Her mission as an educator, she says, is to instill in her students the importance of understanding the people and communities they serve, and to teach them how to make a difference on a larger scale through advocacy and activism. 

“Being in academia, we are in a really good position to train the next generation of nurse practitioners to go into communities and educate women on appropriate screenings and preventive care; to create community-based programs for women; and to be involved with policy and advocacy to make changes for women’s health in general,” says Moore, a member of the board of directors for the National Association of Nurse Practitioners in Woman’s Health.

The Moore Family

Her passion for women’s health has brought her full circle, back to Camden, New Jersey, where she was born and raised. Although she now resides half an hour north in Willingboro, Moore and some of her fellow Jefferson alumni work at a family health clinic in Camden, ranked as the poorest city in the state. 

Her upbringing in an underserved area, and the mentoring she received as an adolescent and young adult, fueled her dedication to education and mentorship. During high school, Moore was given the opportunity to participate in various enrichment programs, including two summer courses in science and math at Rutgers University where she received guidance and encouragement from several faculty members. 

Graduating as valedictorian of her class at Camden High School, Moore was set to attend North Carolina Central University in Durham on a four-year athletic scholarship for track when she had a change of heart—and college. 

After speaking with then-Wilberforce vice president Marshall Mitchell during his visit to Camden High, Moore decided to take him up on his offer of a four-year academic scholarship. 

Mitchell and the university provided Moore with the support and education she needed to continue on her path to success.

“Mentorship made a huge difference in my growth and development as an adolescent female,” she says. “I knew what mentorship had done for me, and I always wanted to be able to give back in that same capacity.”

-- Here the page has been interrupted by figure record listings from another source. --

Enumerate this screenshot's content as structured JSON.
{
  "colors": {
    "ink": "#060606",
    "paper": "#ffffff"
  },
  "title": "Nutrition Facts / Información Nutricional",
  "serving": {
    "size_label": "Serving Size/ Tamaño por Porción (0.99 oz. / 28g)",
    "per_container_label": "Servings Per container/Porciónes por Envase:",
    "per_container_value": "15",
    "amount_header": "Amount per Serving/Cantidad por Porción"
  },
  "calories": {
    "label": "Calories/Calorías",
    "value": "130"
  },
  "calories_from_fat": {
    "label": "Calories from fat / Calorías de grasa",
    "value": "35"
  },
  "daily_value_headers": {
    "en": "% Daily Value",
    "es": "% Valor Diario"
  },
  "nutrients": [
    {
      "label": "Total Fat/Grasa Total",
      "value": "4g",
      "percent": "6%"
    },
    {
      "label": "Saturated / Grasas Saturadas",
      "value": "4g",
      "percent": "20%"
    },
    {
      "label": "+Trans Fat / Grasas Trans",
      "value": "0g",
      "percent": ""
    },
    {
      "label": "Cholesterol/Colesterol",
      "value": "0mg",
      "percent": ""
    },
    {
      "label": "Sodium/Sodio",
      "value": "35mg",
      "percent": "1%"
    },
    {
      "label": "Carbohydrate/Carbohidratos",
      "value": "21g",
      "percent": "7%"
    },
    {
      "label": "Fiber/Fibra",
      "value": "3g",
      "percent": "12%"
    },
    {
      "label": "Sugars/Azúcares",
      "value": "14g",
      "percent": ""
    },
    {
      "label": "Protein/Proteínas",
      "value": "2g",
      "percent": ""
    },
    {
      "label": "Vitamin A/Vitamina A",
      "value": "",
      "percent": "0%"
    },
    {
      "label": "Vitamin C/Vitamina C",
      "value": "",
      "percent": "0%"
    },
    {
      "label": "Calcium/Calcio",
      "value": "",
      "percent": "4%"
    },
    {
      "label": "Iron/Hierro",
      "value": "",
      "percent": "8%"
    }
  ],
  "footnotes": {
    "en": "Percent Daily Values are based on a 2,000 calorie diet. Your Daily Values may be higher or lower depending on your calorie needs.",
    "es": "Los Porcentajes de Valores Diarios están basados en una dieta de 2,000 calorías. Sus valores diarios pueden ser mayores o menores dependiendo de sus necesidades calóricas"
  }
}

To do that, Moore applied for—and received—a few small grants to conduct research in, and create programs for, adolescent empowerment, specifically with females in underserved communities. 

How do you impact society? By being able to give your gifts to others. By doing good for other people...

One grant allowed her to create a girls’ empowerment program at a middle school in Somerdale, New Jersey, linking Jefferson nursing graduate students to mentees between the ages of 13 and 14 to educate the young girls about their health and well-being. The goal is to build self-esteem, self-awareness, and self-confidence, and provide role models in the mentors, all of whom are studying to be women’s health nurse practitioners. 

“It’s my hope that some of these girls will have the desire to go into nursing,” Moore says.

The program was so successful last year that it has been renewed for 2020, and Moore has applied for another grant to expand the program into a school in the Kensington section of Philadelphia. Further, she is exploring creating a mentoring and leadership program for boys.

 “While boys weren’t my focus in the beginning, being the mother of a 3-year-old boy has opened my eyes to the importance of their education at an early age,” she says.

Moore continues to look for ways to improve the continuum of care for women throughout the region, and knows that her mission starts in the classroom. It’s where all of her passions—clinical care and emotional support for patients; advocating for change; and creating programs that inspire and enhance lives—converge to educate the next generation of nurse practitioners. 

“In order to contribute to overall positive change, nurse practitioners have to be involved in more than one arena because education, research, policy, and advocacy go hand in hand,” she says, adding that in the end, the goal is to impact society.

“And how do you impact society?” she asks. And she answers: “By being able to give your gifts to others. By doing good for other people. For me, it’s making sure Jefferson College of Nursing leaves an impact on all the communities we serve. That’s really all I hope for.”